Two years later, he was accused of kidnapping a white couple and holding them in his Monroe home for two hours during an outbreak of racial violence. The circumstances were murky -- Williams said he was protecting the man and woman -- but the case prompted Williams to flee to Cuba.
From there, he broadcast appeals on "Radio Free Dixie," a half-hour program, for black Americans to sound a battlecry of "Freedom or Death." Williams was occasionally seen with Fidel Castro.
"Our people must stop allowing themselves to be beaten like common dogs in the streets," he said on one broadcast. "We will never receive protection until we return violence for violence."
Eventually, Williams and Castro had a falling out, in part over his unsuccessful efforts to open an information office in Havana, where he was living with his wife and sons.

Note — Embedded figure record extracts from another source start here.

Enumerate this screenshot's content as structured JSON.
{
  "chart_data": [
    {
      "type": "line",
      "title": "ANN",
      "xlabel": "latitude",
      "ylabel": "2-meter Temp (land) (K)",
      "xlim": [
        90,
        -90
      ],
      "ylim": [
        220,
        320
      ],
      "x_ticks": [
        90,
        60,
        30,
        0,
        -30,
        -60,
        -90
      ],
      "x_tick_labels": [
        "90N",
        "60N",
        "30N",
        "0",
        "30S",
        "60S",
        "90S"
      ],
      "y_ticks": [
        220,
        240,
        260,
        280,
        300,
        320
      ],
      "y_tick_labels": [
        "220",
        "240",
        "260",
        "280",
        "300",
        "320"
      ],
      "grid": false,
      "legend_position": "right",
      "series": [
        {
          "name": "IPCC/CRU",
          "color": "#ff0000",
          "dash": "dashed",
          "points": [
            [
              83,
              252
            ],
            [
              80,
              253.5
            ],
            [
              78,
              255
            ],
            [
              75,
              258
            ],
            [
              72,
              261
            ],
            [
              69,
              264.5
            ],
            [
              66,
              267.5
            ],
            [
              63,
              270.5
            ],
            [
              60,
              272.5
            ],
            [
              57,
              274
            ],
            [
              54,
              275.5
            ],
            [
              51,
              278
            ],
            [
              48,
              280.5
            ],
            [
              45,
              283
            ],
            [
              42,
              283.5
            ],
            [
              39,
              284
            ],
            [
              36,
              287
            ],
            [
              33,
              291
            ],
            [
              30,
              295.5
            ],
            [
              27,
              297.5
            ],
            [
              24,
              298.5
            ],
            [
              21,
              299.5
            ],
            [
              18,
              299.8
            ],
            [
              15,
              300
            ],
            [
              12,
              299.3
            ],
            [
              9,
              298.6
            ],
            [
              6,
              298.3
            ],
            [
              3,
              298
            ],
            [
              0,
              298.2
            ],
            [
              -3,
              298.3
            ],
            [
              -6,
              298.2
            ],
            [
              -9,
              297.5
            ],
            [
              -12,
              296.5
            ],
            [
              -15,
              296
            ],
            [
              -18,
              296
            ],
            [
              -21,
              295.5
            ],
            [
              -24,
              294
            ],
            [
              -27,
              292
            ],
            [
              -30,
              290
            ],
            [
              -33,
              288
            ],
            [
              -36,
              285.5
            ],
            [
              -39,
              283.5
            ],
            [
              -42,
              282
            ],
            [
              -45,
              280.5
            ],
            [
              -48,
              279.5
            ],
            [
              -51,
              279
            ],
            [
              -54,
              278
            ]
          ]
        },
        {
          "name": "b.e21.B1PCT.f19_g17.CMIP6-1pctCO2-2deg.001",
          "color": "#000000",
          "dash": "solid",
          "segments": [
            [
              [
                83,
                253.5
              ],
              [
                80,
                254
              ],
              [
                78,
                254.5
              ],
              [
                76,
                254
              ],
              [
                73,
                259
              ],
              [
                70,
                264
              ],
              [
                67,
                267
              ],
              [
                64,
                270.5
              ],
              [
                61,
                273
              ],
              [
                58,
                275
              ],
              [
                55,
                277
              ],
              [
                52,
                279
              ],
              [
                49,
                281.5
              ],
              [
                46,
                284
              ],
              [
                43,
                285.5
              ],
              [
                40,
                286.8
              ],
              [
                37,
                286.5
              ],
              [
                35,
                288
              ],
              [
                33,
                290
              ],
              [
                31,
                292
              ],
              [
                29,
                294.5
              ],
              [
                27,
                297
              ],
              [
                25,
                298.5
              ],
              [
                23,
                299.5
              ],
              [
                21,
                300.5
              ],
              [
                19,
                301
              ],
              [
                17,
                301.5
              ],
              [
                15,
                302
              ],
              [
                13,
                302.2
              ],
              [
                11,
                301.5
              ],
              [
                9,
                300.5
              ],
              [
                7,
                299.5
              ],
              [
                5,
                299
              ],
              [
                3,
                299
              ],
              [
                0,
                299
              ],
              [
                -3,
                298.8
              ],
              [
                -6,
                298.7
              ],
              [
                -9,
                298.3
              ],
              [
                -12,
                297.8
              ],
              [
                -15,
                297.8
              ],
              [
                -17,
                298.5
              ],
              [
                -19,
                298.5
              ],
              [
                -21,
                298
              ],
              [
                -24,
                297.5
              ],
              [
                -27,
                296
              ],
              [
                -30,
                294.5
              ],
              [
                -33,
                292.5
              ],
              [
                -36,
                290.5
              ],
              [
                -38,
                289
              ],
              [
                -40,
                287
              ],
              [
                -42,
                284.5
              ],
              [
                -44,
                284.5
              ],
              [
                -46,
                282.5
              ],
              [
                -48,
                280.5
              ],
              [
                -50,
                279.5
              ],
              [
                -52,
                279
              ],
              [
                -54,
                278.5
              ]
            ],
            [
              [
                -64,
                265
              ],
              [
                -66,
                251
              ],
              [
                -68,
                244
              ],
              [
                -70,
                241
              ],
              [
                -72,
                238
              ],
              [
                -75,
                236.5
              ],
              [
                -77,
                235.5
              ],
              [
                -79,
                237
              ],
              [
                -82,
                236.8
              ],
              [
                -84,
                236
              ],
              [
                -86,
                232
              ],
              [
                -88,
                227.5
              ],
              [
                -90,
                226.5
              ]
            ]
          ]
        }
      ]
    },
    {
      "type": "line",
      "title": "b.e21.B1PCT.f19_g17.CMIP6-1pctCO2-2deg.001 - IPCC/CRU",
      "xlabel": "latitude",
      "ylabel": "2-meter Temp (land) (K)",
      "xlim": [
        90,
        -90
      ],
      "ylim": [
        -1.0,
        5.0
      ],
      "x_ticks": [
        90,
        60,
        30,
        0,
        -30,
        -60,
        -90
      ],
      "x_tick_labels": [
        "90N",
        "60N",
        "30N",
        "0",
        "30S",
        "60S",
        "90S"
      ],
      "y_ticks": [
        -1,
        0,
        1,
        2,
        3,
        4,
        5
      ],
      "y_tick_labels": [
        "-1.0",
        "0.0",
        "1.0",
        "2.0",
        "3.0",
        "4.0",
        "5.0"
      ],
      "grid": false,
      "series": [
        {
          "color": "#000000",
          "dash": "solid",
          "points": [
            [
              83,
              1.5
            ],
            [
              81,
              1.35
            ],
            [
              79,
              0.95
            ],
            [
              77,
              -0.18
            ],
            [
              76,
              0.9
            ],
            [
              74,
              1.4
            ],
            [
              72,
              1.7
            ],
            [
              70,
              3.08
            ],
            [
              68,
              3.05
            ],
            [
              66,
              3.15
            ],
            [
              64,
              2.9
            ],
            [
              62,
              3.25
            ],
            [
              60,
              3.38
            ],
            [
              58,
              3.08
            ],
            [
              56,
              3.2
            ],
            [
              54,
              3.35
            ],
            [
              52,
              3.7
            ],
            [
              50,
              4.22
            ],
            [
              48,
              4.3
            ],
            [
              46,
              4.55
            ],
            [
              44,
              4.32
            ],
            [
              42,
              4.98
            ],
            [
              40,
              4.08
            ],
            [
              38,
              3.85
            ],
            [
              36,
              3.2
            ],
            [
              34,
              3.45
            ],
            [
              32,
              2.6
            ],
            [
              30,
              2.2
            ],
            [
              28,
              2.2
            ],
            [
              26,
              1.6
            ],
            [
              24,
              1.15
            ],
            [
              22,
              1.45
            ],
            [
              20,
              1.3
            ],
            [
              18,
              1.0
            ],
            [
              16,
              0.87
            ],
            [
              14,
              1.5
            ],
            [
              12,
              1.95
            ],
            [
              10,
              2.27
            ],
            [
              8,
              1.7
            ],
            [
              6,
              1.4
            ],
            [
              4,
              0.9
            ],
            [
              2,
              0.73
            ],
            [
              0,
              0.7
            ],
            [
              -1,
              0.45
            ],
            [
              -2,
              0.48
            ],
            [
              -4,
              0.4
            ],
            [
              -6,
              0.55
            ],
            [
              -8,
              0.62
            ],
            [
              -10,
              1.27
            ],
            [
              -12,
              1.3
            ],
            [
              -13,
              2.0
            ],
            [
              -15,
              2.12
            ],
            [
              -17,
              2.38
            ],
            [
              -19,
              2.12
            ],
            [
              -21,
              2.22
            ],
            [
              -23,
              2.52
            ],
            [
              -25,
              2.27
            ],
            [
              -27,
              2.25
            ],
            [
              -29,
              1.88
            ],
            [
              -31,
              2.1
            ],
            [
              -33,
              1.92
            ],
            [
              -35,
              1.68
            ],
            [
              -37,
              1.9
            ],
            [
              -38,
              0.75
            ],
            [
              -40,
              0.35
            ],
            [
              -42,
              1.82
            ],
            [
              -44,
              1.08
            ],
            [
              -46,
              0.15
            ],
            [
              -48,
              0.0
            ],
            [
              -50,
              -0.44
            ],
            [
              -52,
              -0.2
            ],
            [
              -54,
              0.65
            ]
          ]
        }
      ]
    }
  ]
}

Williams journeyed to communist China, where he was courted by Mao Tse-tung. Williams was provided with a chauffeured car, two cooks and two maids. "I had justice in China," he said years later, "but it made me feel guilty about my own people."
That guilt and what he called his duty to black Americans made him decide to return to the United States, which he did in 1969. He settled in Michigan to wait out a legal battle over whether he should be extradited to North Carolina to stand trial for the old kidnapping charges. To earn money, he became a lecturer on civil rights issues at schools and churches.
By the time he was ordered extradited to North Carolina, North Carolina prosecutors said the principal witness was too ill to testify, and charges against Williams were dropped in January 1976.
Toward the end of his life, Williams was active in the Peoples' Association for Human Rights, in Baldwin. He lectured, visited schools, and worked on his autobiography, according to his son John, who said his father was pessimistic about American society to the end and thought that the gains of the civil rights movement were being eroded.
John Williams said his father was a "revolutionary black nationalist" but was never a Communist, even though he sympathized with some of communism's goals.
His survivors include his wife, Mabel; another son, Franklin, also of Detroit; two brothers, Edward and John, both of Detroit; and two grandsons. Another son, Robert Jr., died of leukemia in 1991.